|'Louise Odier', blooming in clusters|
This morning, I was thinking how much I miss 'Louise Odier', the classic pink Bourbon bred in 1851. She, more formally addressed as 'Madame Louise Odier' but properly exhibited only under 'Louise Odier', carries an 8.4 rating by the ARS and she is eligible for "Dowager Queen" in a show if you participate in such momentary breaks with sanity. A deep pink, double Bourbon of the most refined cupped and quartered form, she often unveils a green button eye as she fully opens her 3 inch flowers. 'Louise Odier' grows in a vase-like shape with thick tall canes and she does have a bit of blackspot in my garden, but she's never completely naked. She blooms repeatedly over the summer with one of the strongest fragrances of rosedom, a credit to her Bourbon heritage. I grew her as my first Bourbon and I still love to bury my nose in those first large blooms of summer.

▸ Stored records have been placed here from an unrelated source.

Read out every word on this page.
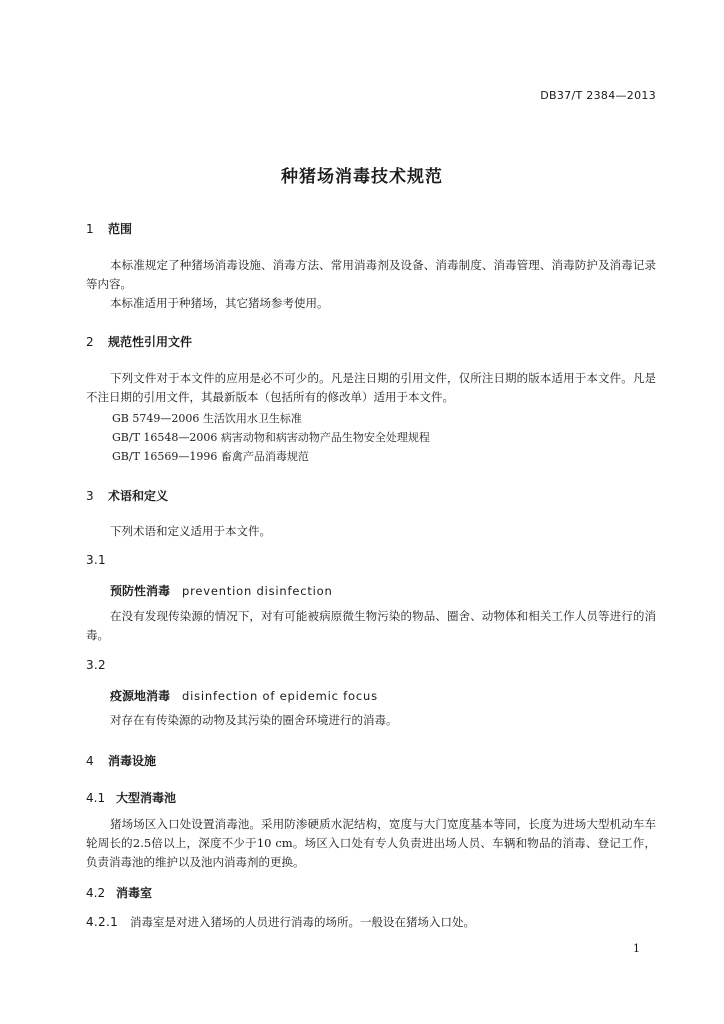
DB37/T 2384—2013
种猪场消毒技术规范
1 范围
本标准规定了种猪场消毒设施、消毒方法、常用消毒剂及设备、消毒制度、消毒管理、消毒防护及消毒记录等内容。
本标准适用于种猪场，其它猪场参考使用。
2 规范性引用文件
下列文件对于本文件的应用是必不可少的。凡是注日期的引用文件，仅所注日期的版本适用于本文件。凡是不注日期的引用文件，其最新版本（包括所有的修改单）适用于本文件。
GB 5749—2006 生活饮用水卫生标准
GB/T 16548—2006 病害动物和病害动物产品生物安全处理规程
GB/T 16569—1996 畜禽产品消毒规范
3 术语和定义
下列术语和定义适用于本文件。
3.1
预防性消毒 prevention disinfection
在没有发现传染源的情况下，对有可能被病原微生物污染的物品、圈舍、动物体和相关工作人员等进行的消毒。
3.2
疫源地消毒 disinfection of epidemic focus
对存在有传染源的动物及其污染的圈舍环境进行的消毒。
4 消毒设施
4.1 大型消毒池
猪场场区入口处设置消毒池。采用防渗硬质水泥结构，宽度与大门宽度基本等同，长度为进场大型机动车车轮周长的2.5倍以上，深度不少于10 cm。场区入口处有专人负责进出场人员、车辆和物品的消毒、登记工作，负责消毒池的维护以及池内消毒剂的更换。
4.2 消毒室
4.2.1 消毒室是对进入猪场的人员进行消毒的场所。一般设在猪场入口处。
1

While seeking information this morning about her provenance, I noted the following entry (attributed to Brent C. Dickerson in The Old Rose Adventurer): "[Dickerson speculates] that this rose was named after the wife or daughter of James Odier, nurseryman of Bellevue, near Paris, who was active at the time 'Louise Odier' [the rose] was introduced. Monsieur Odier was indeed also a rosebreeder, having bred and introduced the early (1849) Hybrid Tea 'Gigantesque'. He may well thus have been the actual breeder of 'Louise Odier', Margottin later purchasing full propagation rights from him." And thus I was led to place three books by Brent Dickerson on my Amazon wish list for the next time I place an order. I had never heard of them before, although I was aware of Dickerson, but I can't pass up any book with new information on the history of Old Roses. I may not be able to enjoy Bourbon roses in winter, but I can imagine their scent on the coldest January day while I'm reading about them.